顧客はアーティストだけではない。「学生、軍関係者、ウォール街の人たち。芸術家相手じゃ、あまりお金を稼げませんから」と目を細め、冗談顔。ウォール街の株式市場では、株価を表示するスクリーンが小さかったため、大きなテレビスクリーンを。名門投資銀行ゴールドマン・サックスも顧客で、会社研修のためにテレビやビデオを用意した。「会長室のテレビが壊れたから、と直しに行ったこともありました。ちょっと足で蹴ってみたら直りましたよ」。テレビが故障したら叩けば直る、は本当だった。
ビデオテープレコーダーのなかにあるヘッドドラムという部品。テープを走らせる役割があるのだが、テープの素材は酸化鉄であるため、
テープをこすりつけられたヘッドドラムは古くなり汚れて、結果、映像がザラザラになってしまう。定期的にヘッドを交換に来る必要があった。
「ミュージアムは“寺院”のようなもの。美術品を飾ることに終わりはない」
ルイさんの店内に無造作にあるブラウン管の山。「欲しいものがあったら、どうぞ持って帰ってください」。その中でひときわ目立っていたのが、4、5段に積み重ねられ整列していたテレビモニター。これはその昔、ニューヨーク随一のナイトクラブ「パラディアム」(1997年閉鎖)のダンスフロアの頭上に設置されていたものだ。「16くらいモニターがあって、映像を映していた。その下でみんながダンスしたんですね」。

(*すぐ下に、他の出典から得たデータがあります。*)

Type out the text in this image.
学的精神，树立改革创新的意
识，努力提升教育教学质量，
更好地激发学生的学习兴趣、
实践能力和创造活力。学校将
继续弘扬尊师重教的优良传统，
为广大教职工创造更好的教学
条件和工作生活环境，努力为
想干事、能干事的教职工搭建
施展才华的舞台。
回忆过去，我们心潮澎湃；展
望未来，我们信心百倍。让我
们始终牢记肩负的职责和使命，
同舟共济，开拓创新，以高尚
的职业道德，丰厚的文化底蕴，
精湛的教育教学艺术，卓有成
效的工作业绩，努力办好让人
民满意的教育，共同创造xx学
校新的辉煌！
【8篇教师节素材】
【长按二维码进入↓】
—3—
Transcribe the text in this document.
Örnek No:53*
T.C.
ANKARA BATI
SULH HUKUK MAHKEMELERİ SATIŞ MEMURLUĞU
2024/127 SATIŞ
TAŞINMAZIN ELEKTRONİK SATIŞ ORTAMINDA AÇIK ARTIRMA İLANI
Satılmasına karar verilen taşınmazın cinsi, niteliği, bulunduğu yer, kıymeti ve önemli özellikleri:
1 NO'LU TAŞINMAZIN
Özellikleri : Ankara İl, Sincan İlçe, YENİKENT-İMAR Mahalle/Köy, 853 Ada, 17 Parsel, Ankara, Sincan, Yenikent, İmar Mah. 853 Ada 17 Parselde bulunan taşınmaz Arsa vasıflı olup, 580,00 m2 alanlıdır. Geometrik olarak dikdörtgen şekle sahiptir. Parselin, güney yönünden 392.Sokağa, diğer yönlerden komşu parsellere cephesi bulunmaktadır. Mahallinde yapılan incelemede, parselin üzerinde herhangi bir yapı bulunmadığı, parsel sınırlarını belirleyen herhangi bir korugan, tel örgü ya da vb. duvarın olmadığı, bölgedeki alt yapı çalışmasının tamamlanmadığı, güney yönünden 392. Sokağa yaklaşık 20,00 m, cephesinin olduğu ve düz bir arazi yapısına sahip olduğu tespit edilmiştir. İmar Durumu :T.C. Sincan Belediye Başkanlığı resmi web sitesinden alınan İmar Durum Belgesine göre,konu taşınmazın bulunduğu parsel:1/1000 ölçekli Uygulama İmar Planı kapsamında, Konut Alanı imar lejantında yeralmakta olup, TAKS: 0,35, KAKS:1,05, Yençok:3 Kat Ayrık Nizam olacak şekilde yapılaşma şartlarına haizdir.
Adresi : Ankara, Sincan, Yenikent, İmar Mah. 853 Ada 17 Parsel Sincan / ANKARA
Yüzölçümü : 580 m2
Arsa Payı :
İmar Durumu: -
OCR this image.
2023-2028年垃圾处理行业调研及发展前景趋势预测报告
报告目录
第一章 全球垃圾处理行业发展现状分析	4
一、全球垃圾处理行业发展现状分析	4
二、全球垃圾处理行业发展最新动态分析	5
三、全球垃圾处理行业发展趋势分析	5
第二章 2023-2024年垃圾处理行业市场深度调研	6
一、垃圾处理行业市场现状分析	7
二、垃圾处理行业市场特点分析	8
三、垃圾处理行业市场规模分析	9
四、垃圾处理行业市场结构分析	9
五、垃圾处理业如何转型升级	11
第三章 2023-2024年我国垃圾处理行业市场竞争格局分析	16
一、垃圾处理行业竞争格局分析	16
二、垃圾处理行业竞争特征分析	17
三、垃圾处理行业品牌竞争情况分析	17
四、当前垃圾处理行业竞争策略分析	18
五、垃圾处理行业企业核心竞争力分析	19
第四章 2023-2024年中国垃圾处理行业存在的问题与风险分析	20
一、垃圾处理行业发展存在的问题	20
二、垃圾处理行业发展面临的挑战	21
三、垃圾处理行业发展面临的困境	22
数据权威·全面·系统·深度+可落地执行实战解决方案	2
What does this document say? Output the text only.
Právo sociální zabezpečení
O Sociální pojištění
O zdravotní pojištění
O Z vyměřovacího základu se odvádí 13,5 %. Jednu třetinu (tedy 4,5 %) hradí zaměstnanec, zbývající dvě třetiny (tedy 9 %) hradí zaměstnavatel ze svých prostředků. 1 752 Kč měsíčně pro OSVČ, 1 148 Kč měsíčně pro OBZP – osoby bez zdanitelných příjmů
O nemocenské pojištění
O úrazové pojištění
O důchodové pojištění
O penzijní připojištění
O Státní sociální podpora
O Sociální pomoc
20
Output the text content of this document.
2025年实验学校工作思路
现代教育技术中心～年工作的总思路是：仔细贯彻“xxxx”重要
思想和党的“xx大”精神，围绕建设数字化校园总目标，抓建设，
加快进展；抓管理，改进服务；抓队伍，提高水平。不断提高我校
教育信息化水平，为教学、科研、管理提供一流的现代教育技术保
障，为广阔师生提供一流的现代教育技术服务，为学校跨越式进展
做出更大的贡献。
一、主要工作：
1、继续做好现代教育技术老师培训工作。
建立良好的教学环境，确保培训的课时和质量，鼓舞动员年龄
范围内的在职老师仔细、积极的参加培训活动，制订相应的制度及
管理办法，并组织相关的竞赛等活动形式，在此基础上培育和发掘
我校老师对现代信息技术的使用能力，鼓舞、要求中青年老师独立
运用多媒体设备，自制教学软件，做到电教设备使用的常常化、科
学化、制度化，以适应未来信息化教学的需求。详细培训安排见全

現在、ルイさんの店では最新機器は売っていない。「iPhoneが登場してから、私のビジネスは変わりました。もう販売はしたくないです。うんざりです」。誰もが携帯でビデオが撮れるいま、旧式のビデオレコーダーは需要がない。そんな時代に彼が専門としているのはというと、「美術館に設置するテレビやビデオのメンテナンス」だ。
たとえば米現代美術に特化したニューヨークのホイットニー美術館。ここで、この間まで開催されていたビデオアートに関する展覧会では、ナムジュン・パイクのビデオインスタレーションが再現された。このインスタレーションに必要だったブラウン管テレビは、ルイさんが用意したもの。「美術館がリクエストした機器を探し、提供します」。さらに映像と音声を使ったビデオ・アート作品を展示するために使っている古い機器は故障することも多い。アートが展示できない…そんな緊急時には、美術館はルイさんを呼ぶ。これまで、メトロポリタン美術館やグッゲンハイム美術館、ニューヨーク近代美術館などを顧客に保全を請け負ってきた。「美術館業界は狭い、みんながみんなを知っている」。彼のようなテクニシャンは絶滅危惧種。「私の世代の技師はもうあの世にいますから」。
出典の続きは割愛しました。